Ben kızacak oldum. İngiliz tınmadı, kalktı, sallanan gemide, esneyen ince tahtalardan aşarak falcının yanına gitti. Tabii, ben de arkasından.
Falcı yüzüme bakmıyordu bile… Lavrens’in önüne sürdüğü mecidiyeye de elini sürmedi. Koynundan bir torba çıkardı, içi incecik kum dolu bir torbacık… Bunu yere serdi, düzeltti, sonra şehadet parmağının ucu ile üzerine birtakım çizgiler çekmeye başladı. Çölde, fırtınalardan sonra gördüğümüz yılan derisi menevişleri gibi acayip, süslü, kararsız çizgiler. .. Dünkü gibi hatırımdadır, hem bunları çiziyor, hem de şöyle söyleniyordu:
“Kan! Gazve! Altın.”
Lavrens, genç yüzünün taze neşesiyle dinliyor, gülümsüyordu.

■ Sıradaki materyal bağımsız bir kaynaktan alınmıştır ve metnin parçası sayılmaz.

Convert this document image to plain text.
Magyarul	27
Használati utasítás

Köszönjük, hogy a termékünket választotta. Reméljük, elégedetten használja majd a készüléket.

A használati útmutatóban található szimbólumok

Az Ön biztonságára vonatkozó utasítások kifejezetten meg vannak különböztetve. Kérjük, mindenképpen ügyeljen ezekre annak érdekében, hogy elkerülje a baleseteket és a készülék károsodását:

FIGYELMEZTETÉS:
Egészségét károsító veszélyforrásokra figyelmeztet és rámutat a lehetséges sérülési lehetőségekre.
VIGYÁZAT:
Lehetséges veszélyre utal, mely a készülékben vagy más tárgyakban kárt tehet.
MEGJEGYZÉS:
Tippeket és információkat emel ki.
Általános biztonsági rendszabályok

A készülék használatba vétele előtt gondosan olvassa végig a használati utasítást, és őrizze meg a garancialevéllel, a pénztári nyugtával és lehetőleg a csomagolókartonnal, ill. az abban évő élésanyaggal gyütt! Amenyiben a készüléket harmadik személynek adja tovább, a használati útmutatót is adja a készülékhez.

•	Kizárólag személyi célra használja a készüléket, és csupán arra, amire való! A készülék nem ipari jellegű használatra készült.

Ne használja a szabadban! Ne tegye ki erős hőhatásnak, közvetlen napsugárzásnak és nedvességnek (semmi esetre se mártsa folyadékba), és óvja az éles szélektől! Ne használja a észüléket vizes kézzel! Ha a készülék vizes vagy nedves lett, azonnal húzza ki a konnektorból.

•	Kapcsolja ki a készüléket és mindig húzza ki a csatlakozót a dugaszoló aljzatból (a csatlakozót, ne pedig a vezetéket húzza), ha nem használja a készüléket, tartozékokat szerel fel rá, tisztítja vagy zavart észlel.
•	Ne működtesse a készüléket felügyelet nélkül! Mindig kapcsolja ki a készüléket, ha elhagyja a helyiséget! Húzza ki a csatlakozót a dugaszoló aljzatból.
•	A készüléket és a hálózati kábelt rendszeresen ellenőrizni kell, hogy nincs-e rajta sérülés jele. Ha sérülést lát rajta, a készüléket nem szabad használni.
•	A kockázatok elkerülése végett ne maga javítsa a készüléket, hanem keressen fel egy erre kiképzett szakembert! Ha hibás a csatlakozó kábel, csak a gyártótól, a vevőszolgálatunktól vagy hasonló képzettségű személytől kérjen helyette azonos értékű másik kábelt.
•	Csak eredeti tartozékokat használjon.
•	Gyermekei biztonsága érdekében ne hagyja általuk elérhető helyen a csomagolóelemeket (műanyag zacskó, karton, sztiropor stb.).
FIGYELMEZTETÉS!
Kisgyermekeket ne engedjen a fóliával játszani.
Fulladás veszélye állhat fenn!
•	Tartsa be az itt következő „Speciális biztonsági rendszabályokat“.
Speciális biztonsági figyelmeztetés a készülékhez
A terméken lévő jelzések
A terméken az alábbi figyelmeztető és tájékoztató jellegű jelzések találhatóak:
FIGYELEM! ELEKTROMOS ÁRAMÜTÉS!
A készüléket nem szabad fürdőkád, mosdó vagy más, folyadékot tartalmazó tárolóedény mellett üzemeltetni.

“Ya Emir! Dökdüğün kan, yaptığın gazve, saçtığın altın Fırat gibi boşa akıyor.”
Bedevi, birden elini kafasına götürdü:
“Bir çocuk sana bela getirecek. .. Başını koru!”
Ve parmağıyla alnının çatısını işaret ediyordu. Vücudumda bir ürperme dolaştı; tekrar İngiliz’in yüzüne baktım: Hfilâ gülümsüyordu, fakat başka türlü, acı bir bükülüşle… O kadar ki falcının tesirinden kurtarmak lüzumunu duydum, usulcacık:
“Sizi bir aşiret emirinin oğlu sandı, ona göre bir şeyler uydurdu!” dedim.
Lavrens, Fırat’ın sonsuz boşluklar, kavruk tepeler arasından devrile devrile akan toprak renkli sularına dalmıştı. Neden sonra şu cevabı, verdi:
“Doğru bildi. Ben dünyadaki en büyük aşiret emirinin manevi oğluyum!”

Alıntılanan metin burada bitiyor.